Disaster Recovery?

← Back to Stories (view on slashdot.org)

Posted by Cliff on Monday February 4, 2002 @02:44AM from the living-thru-an-IT-nightmare dept.

M. Grochmal asks: "A three-alarm fire at Southern Maine Technical College burned through the Computer Technology and Technical Graphics departments. We have salvaged most of what we can, but cannot return into the building until the asbestos risk decreases. The hard part now is rebuilding the networks in another building. The schedules have been rearranged, many of the department students and faculty are volunteering to relocate salvageable computers, as well as install/configure the new computers that will be arriving in the next day or so. On top of that, we have to rebuild the Netware servers, restore from backups, and get them networked again. I was wondering how other Slashdot readers were able to recuperate from unforeseen damage to their work (and learning) environments. You can read about the fire here and see what the schedule is. Wish us luck."

18 comments

Min score:

Reason:

Sort:

NDS and the 3 day rule by CounterZer0 · 2002-02-04 02:50 · Score: 2, Informative

Just make sure you get your NDS stuff restored within three days. AFter that, have fun rebuilding your tree! Unless of course, you followed guidelines and had offsite replicas of each partition!
1. Re:NDS and the 3 day rule by AndyDeck · 2002-02-04 10:52 · Score: 2, Interesting
  
  Bull. Utter crap. There is ABSOLUTELY NO reason that you would be forced to restore your NDS within three calendar days or rebuild your tree. Where did you get your information? The only three day limit I know of is a recommendation that if a server was going to be offline for more than this time, it might be better to remove it from the tree. This does keep NDS updating cleanly, as a partition can't advance its timestamps to the current time until the changes have been seen by all replicas.
  
  That said, of course you should have had offsite replicas of each partition. With offsite replicas (or at least replicas on servers that didn't get destroyed) you can remove the crashed servers, still have access to your NDS resources (IDs, passwords, etc), and then re-install the crashed servers to the tree later.
  
  But with or without offsite replicas - three days makes no sense. If the whole tree is involved in the disaster (all servers containing replicas of the tree are gone), it doesn't matter how long it takes you to begin NDS recovery. If the whole tree is not involved, but ALL replicas of a partition are, you may have isses with external references and subordinate reference partitions until you've completed recovery - but nothing that would require 'rebuilding your tree'. If all replicas are not gone, you do NOT have a problem, just a challenge :) Follow the TIDs and you will be fine.
  
  Netware crashed server recovery has been interesting over the years. Netware 5.x & NDS8 removed the old DSMaint NLM that could preserve server references, so until the recent release of the XBROWSE program, the only clean way to quickly recover from a crashed server while preserving server references was to hang on to an old NW4x box to run the DSMaint process.
  
  Recovering NDS from real disasters can be... challenging. If you don't know what you are doing, you *can* really mess things up. Be careful and you'll be fine.
  
  --
  
  The Crystal Wind is the Storm, and the Storm is Data, and the Data is Life
2. Re:NDS and the 3 day rule by CounterZer0 · 2002-02-04 11:28 · Score: 1
  
  I was exagerrating a bit with the 'rebuilding the tree' deal, but putting a server that's been offline (ESP if it holds/held a r/w or master of a partition) for more than 3 calendar days is NOT something that is going to happen. You'd have better luck slipping a well, you understand. My comment was based on the assumption that he has an active tree still alive and CHANGING. In which case, it'd be assinine to put one of those servers back in after 3 days. PS: Glad to see at least one other person familiar with NDS on /. ;)
A Day late and a Dollar short question of the year by xinu · 2002-02-04 02:56 · Score: 2, Informative

I was wondering how other Slashdot readers were able to recuperate from unforeseen damage to their work (and learning) environments.

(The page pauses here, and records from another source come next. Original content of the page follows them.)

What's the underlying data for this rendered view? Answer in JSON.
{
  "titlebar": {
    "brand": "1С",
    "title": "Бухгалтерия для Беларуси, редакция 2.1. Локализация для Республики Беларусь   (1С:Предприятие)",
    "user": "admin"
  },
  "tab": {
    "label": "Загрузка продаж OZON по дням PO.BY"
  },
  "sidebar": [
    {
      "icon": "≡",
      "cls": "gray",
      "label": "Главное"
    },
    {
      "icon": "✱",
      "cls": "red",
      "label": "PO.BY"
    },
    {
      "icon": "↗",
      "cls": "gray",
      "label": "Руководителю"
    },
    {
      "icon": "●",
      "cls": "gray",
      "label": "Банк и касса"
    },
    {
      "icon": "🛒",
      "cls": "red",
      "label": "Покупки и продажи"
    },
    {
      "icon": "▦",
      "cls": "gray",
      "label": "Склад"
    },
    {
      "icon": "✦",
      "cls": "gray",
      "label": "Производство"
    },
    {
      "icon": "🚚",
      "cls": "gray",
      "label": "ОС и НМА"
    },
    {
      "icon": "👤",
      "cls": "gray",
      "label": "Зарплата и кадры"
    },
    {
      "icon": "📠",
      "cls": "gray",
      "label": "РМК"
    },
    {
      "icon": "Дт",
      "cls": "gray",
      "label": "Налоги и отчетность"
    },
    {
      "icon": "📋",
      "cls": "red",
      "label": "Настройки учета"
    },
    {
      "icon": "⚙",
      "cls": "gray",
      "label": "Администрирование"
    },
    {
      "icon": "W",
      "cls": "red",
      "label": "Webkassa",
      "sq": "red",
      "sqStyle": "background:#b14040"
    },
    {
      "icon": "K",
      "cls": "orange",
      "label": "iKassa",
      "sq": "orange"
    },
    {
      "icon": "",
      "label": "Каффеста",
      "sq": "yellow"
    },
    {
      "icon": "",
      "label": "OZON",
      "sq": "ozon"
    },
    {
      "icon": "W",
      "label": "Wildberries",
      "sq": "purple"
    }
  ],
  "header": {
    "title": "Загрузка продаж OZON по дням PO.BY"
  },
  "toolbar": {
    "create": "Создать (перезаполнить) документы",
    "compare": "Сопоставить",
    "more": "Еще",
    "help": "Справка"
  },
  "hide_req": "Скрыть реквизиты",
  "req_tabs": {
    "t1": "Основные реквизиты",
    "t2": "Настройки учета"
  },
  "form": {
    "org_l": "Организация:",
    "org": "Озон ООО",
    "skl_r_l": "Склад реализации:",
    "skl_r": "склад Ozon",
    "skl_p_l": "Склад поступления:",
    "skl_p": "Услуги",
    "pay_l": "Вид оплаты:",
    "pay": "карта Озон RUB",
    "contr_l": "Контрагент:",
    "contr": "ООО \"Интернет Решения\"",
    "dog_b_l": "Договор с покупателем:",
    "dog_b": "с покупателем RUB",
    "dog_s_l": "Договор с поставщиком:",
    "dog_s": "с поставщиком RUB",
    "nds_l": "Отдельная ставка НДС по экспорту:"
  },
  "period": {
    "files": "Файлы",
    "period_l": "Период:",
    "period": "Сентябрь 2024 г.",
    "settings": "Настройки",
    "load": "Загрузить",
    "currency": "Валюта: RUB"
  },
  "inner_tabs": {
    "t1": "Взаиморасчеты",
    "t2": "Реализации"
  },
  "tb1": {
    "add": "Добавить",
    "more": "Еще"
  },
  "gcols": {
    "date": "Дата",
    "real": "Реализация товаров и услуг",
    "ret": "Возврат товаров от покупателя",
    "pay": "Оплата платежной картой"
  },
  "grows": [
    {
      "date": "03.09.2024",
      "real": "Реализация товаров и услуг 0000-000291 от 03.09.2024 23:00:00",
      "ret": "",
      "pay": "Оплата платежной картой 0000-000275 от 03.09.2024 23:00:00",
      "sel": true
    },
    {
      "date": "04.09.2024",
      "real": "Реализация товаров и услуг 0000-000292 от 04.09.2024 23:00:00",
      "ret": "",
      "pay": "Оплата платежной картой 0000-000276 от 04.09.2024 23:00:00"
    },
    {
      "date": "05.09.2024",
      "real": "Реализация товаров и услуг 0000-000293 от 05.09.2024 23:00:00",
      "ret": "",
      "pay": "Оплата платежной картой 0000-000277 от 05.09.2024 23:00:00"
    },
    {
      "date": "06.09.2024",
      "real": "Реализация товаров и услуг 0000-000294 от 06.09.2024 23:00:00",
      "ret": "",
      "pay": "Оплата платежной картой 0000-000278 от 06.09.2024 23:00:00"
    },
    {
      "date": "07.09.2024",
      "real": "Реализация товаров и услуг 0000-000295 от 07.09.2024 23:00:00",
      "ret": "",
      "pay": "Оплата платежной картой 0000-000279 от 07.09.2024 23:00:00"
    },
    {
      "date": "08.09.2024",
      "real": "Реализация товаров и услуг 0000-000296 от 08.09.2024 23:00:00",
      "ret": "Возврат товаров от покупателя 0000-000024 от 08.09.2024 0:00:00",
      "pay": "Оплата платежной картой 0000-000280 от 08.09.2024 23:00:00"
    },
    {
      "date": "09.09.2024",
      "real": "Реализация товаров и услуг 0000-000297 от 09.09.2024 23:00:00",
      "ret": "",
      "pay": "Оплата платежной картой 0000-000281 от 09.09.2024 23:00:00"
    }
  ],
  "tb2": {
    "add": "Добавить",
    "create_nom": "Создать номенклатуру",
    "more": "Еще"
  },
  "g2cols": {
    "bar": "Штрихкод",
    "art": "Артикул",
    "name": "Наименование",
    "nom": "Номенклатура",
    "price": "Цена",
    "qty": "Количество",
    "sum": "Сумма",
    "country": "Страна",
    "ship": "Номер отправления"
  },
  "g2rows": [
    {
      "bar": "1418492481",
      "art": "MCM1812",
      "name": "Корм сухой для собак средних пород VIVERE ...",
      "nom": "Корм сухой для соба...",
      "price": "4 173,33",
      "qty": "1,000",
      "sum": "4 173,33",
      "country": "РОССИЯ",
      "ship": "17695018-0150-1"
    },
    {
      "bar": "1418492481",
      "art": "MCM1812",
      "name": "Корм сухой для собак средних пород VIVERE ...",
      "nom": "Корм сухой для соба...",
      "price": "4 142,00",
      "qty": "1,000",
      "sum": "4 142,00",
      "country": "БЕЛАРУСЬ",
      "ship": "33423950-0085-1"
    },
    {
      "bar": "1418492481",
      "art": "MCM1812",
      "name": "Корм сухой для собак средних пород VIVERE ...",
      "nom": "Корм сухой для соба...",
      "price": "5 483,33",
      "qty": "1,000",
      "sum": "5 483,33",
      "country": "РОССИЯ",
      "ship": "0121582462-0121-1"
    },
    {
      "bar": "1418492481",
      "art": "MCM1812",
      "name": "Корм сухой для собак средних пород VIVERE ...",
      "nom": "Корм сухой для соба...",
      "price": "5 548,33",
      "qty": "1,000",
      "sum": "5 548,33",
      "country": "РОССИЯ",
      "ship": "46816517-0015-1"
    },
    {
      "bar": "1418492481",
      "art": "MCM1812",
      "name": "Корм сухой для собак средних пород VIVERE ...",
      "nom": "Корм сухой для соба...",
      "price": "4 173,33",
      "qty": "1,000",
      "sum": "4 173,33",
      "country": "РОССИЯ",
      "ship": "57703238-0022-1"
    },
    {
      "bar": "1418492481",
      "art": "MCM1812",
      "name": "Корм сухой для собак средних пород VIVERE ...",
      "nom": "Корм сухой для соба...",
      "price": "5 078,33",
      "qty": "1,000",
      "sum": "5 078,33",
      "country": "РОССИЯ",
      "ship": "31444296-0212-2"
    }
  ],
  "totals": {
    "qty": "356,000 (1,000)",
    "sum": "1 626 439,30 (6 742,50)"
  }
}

Uhh, you would have a DR plan BEFORE the place burns down based on your DR plan that was developed with the business or school needs. Tape backups and another site to restore to. Perhaps even the information was mirrored to it via a SAN. Everyone keeps their tapes offsite right?
That's all I've been doing since the 9/11 incident and I think it has something to do with that since I work in the Boston WTC everyone is a bit paranoid about dataloss since we had offices that got toasted in NYC.
Been there, done that ... by ninewands · 2002-02-04 03:35 · Score: 2

I do wish you luck. I'm an admin in the Engineering Computer Center at the University of Houston. Fortunately the College of Engineering was one of the 10 buildings that escaped flood damage during Tropical Storm Allison last suummer.

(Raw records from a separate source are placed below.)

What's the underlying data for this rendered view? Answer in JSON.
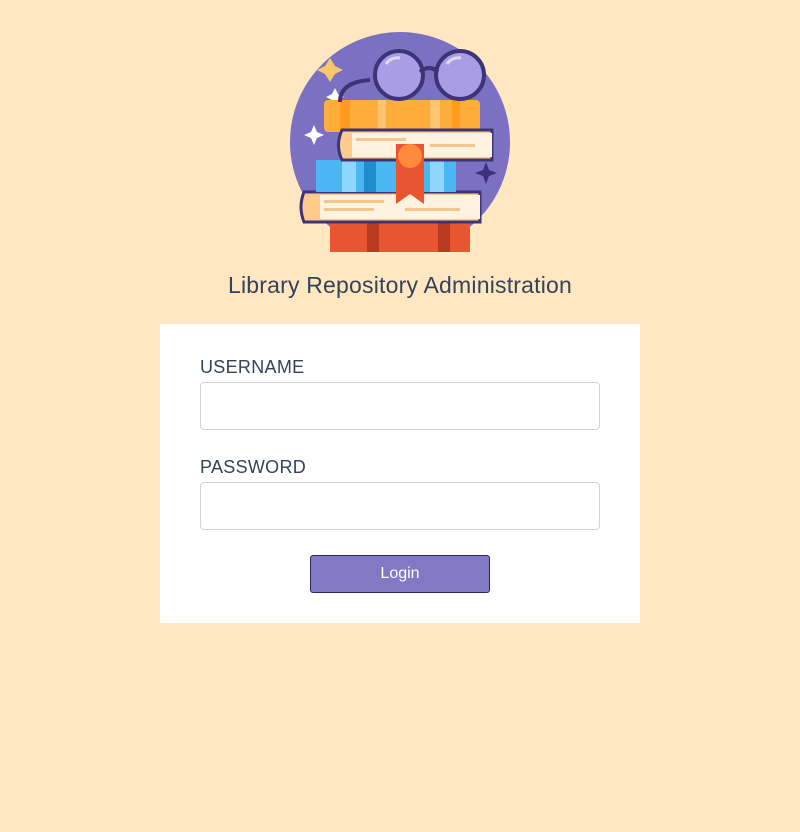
{
  "header": {
    "title": "Library Repository Administration",
    "logo_icon": "books-and-glasses-icon"
  },
  "login_form": {
    "username_label": "USERNAME",
    "username_value": "",
    "password_label": "PASSWORD",
    "password_value": "",
    "login_label": "Login"
  },
  "colors": {
    "background": "#ffe7c2",
    "card": "#ffffff",
    "title_text": "#34435a",
    "button": "#8179c3",
    "logo_circle": "#7b70c2"
  }
}
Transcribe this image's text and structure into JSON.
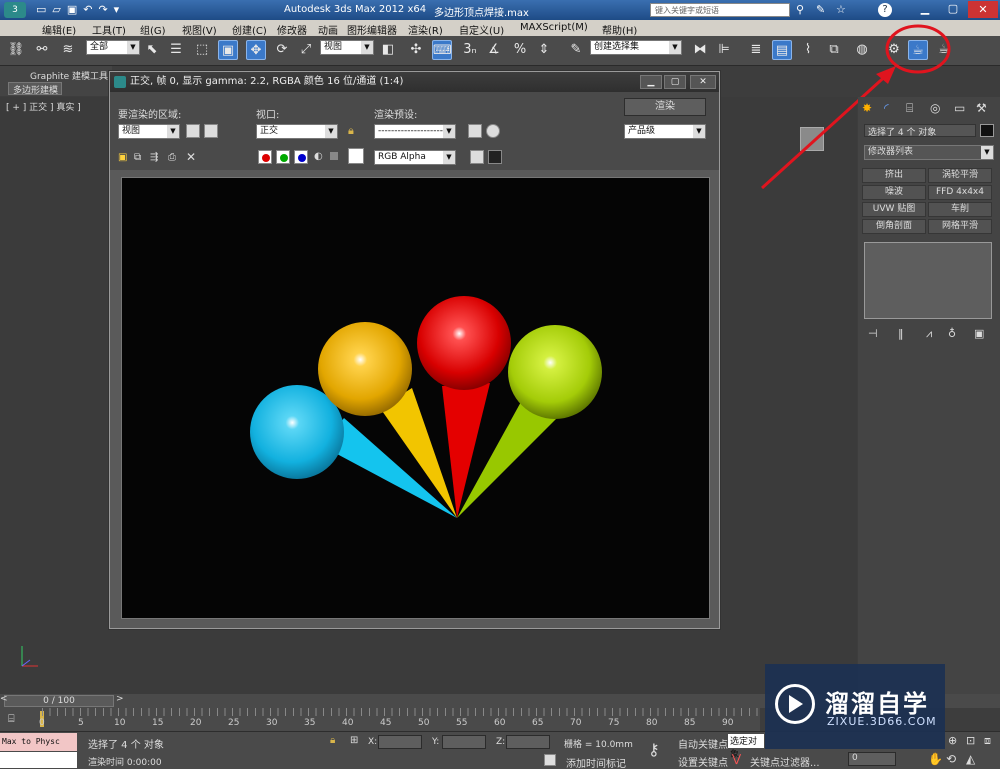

Even though out Telecomm Department was able to pull enough equipment out of the Telecomm Engineeing lab to get the network sort of back up, we were without full connectivity for almost a month. It took about 4 days to get the electricity back on to our undamaged building and we didn't have phone for about 2 weeks. There are a few buildings on campus that are still unusable.

Best of luck. It sounds like your situation is going to be more tedious than difficult, though.

--
utter rubbish
Some Idea ... by NWT · 2002-02-04 04:31 · Score: 2, Informative

Nothing is better than a recent, working and complete backup ... but a few days ago, i saw an advertisement from a firm (DriveSavers) they are specialised in data-recovery for destroyed harddisks, maybe they can help!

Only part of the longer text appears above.